There’s nothing like Sunday morning & the New York Times. We can’t live without Frank Rich, who offered the most clear-eyed assessment of the farce that was the U.S. Supreme Court confirmation hearings of Sonia Sotomayor. http://www.nytimes.com/2009/07/19/opinion/19rich.html She is a great and worthy judge who has proven herself time after time after time. It is precisely that which makes her different – and to some Senators suspect – that is her greatest contribution to the high court. There is very little more to say on this other than confirm her now.
The other must read was the business section take on Floyd Abrams, who’s going into battle on behalf of Standard & Poors – aka the gang that couldn’t rate straight. http://www.nytimes.com/2009/07/19/business/19floyd.html?_r=1&scp=2&sq=floyd%20abrams&st=Search Though the hook of the story is sweetly naive – what’s the major domo of First Amendment doing representing corporations? – the piece itself reveals some of the interesting issues that are likely to be litigated now that traction is being gained in the lawsuits against Standard & Poor’s, Moody’s and Fitch.
Abrams and his Cahill Gordon partners are defending more than 30 suits filed against S&P for awarding high ratings to billions of dollars of debt that went bad, even as they were paid by those whom they rated.

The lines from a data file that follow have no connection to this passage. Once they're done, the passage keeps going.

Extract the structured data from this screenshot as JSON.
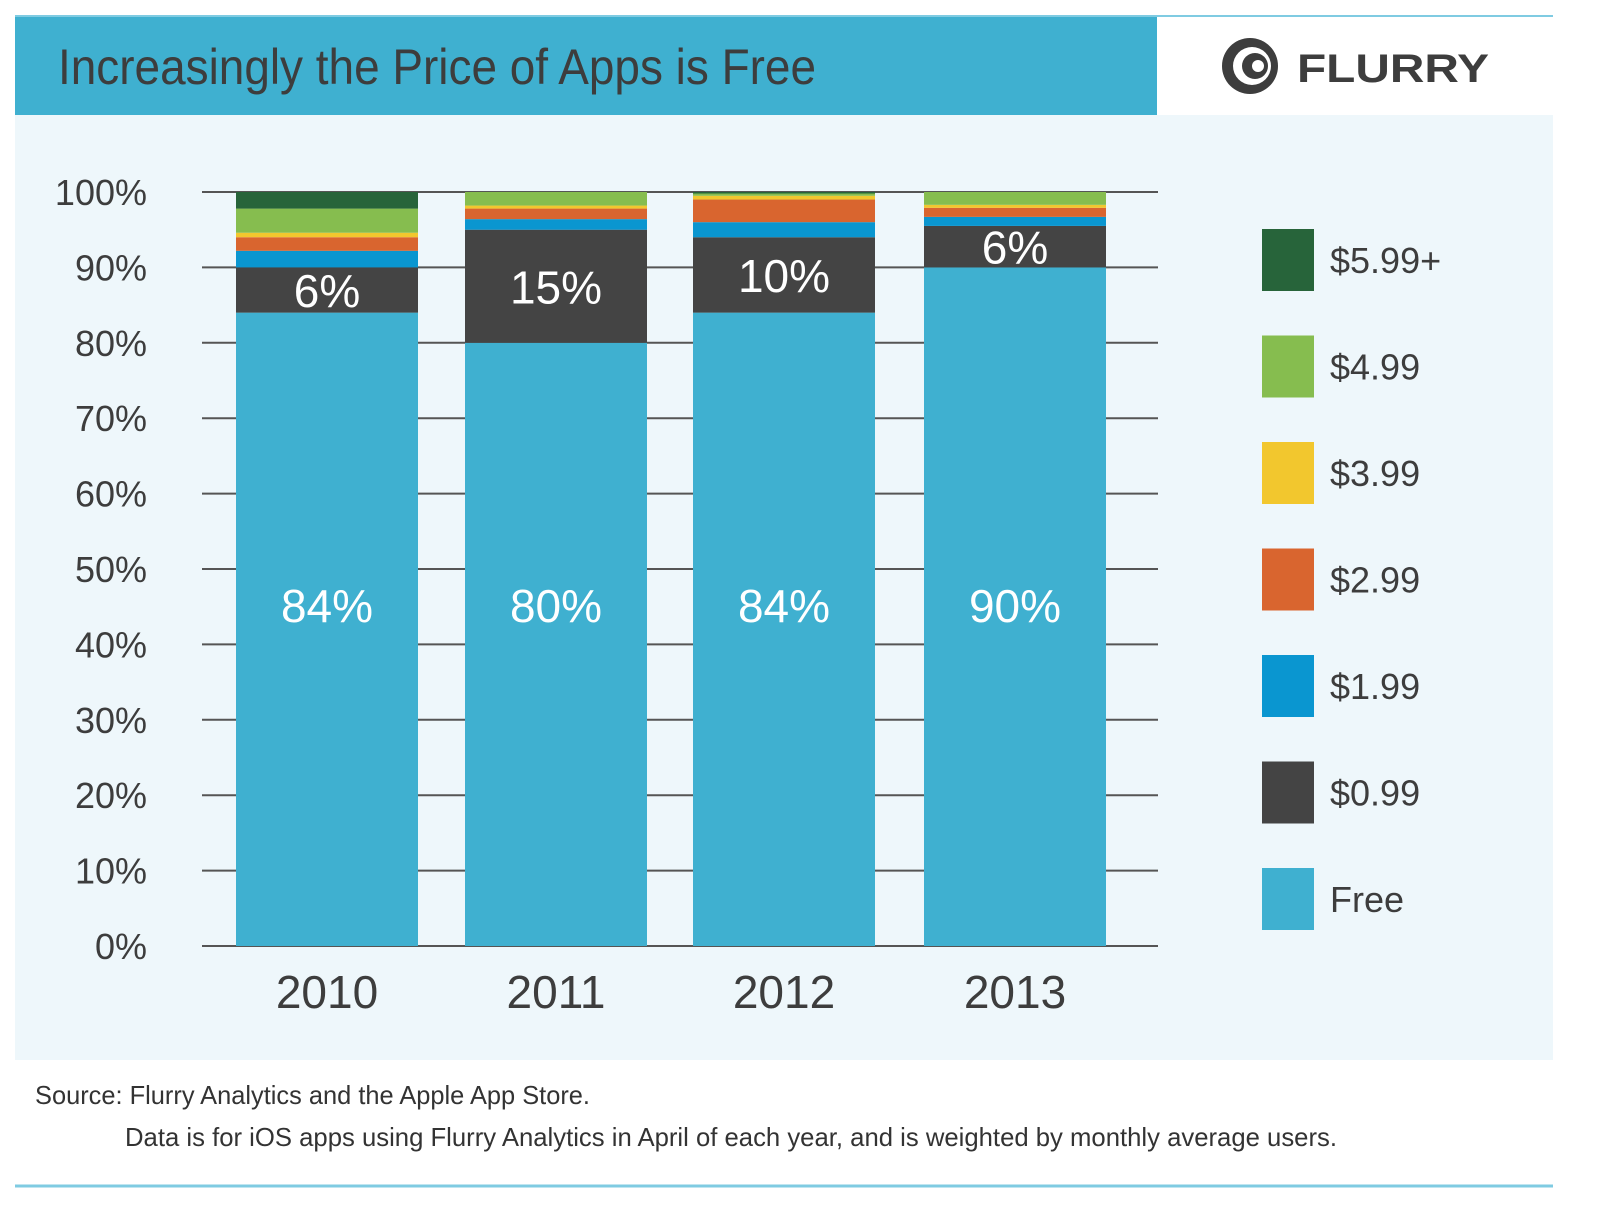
{
  "chart_data": {
    "type": "bar",
    "stacked": true,
    "title": "Increasingly the Price of Apps is Free",
    "brand": "FLURRY",
    "categories": [
      "2010",
      "2011",
      "2012",
      "2013"
    ],
    "ylim": [
      0,
      100
    ],
    "yticks": [
      "0%",
      "10%",
      "20%",
      "30%",
      "40%",
      "50%",
      "60%",
      "70%",
      "80%",
      "90%",
      "100%"
    ],
    "grid": true,
    "legend_position": "right",
    "series": [
      {
        "name": "Free",
        "color": "#3fb0d0",
        "values": [
          84,
          80,
          84,
          90
        ],
        "labels": [
          "84%",
          "80%",
          "84%",
          "90%"
        ]
      },
      {
        "name": "$0.99",
        "color": "#444444",
        "values": [
          6,
          15,
          10,
          5.5
        ],
        "labels": [
          "6%",
          "15%",
          "10%",
          "6%"
        ]
      },
      {
        "name": "$1.99",
        "color": "#0a96d0",
        "values": [
          2.2,
          1.4,
          2,
          1.2
        ]
      },
      {
        "name": "$2.99",
        "color": "#d9652f",
        "values": [
          1.8,
          1.4,
          3,
          1.2
        ]
      },
      {
        "name": "$3.99",
        "color": "#f2c72e",
        "values": [
          0.6,
          0.4,
          0.5,
          0.4
        ]
      },
      {
        "name": "$4.99",
        "color": "#86bd4f",
        "values": [
          3.2,
          1.8,
          0.3,
          1.7
        ]
      },
      {
        "name": "$5.99+",
        "color": "#27643a",
        "values": [
          2.2,
          0,
          0.2,
          0
        ]
      }
    ],
    "source": "Source: Flurry Analytics and the Apple App Store.",
    "note": "Data is for iOS apps using Flurry Analytics in April of each year, and is weighted by monthly average users."
  },
  "colors": {
    "header": "#3fb0d0",
    "panel": "#eef7fb",
    "title_text": "#3d3d3d",
    "grid": "#555555"
  }
}
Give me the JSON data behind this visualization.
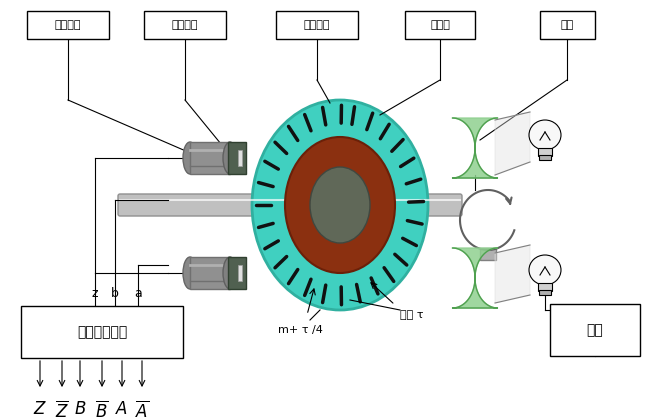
{
  "bg_color": "#ffffff",
  "labels": {
    "guangmin_yuanjian": "光敏元件",
    "touguang_xiafeng": "透光狭缝",
    "mapan_jipian": "码盘基片",
    "guangshan_ban": "光栅板",
    "toujing": "透镜",
    "xinhao_chuli": "信号处理装置",
    "guangyuan": "光源",
    "m_tau4": "m+ τ /4",
    "jieju_tau": "节距 τ",
    "z_label": "z",
    "b_label": "b",
    "a_label": "a"
  },
  "figsize": [
    6.64,
    4.17
  ],
  "dpi": 100
}
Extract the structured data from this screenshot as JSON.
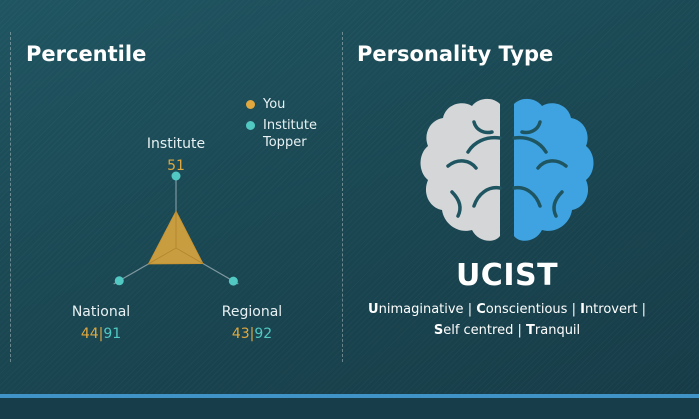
{
  "percentile": {
    "title": "Percentile",
    "legend": [
      {
        "label": "You",
        "color": "#e0a83e"
      },
      {
        "label": "Institute Topper",
        "color": "#52c8c2"
      }
    ],
    "axes": {
      "institute": {
        "label": "Institute",
        "you": "51",
        "topper": ""
      },
      "national": {
        "label": "National",
        "you": "44",
        "topper": "91"
      },
      "regional": {
        "label": "Regional",
        "you": "43",
        "topper": "92"
      }
    },
    "separator": "|"
  },
  "chart_data": {
    "type": "radar",
    "axes": [
      "Institute",
      "Regional",
      "National"
    ],
    "range": [
      0,
      100
    ],
    "series": [
      {
        "name": "You",
        "values": [
          51,
          43,
          44
        ],
        "color": "#e0a83e"
      },
      {
        "name": "Institute Topper",
        "values": [
          100,
          92,
          91
        ],
        "color": "#52c8c2"
      }
    ]
  },
  "personality": {
    "title": "Personality Type",
    "code": "UCIST",
    "brain_left_color": "#d4d6d8",
    "brain_right_color": "#3fa3e2",
    "separator": "|",
    "traits": [
      {
        "initial": "U",
        "rest": "nimaginative"
      },
      {
        "initial": "C",
        "rest": "onscientious"
      },
      {
        "initial": "I",
        "rest": "ntrovert"
      },
      {
        "initial": "S",
        "rest": "elf centred"
      },
      {
        "initial": "T",
        "rest": "ranquil"
      }
    ]
  }
}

Abrams’ first argument is a motion to dismiss on July 31. He will claim that S&P’s ratings should have the same level of free-speech protections afforded to journalists on the theory a bond rating is like an editorial. As to claims of fraud, Abrams discloses he will argue that S&P was just as blindsided as everyone else.
The article also reveals that no litigant has won against S&P with one exception: a small settlement in Orange County, Calif., 10 years back.
Abrams is the best, no doubt about it. And he may need to be. The article also shares an email exchange between two S&P analysts: “It could by structured by cows, and we’d rate it,” wrote one.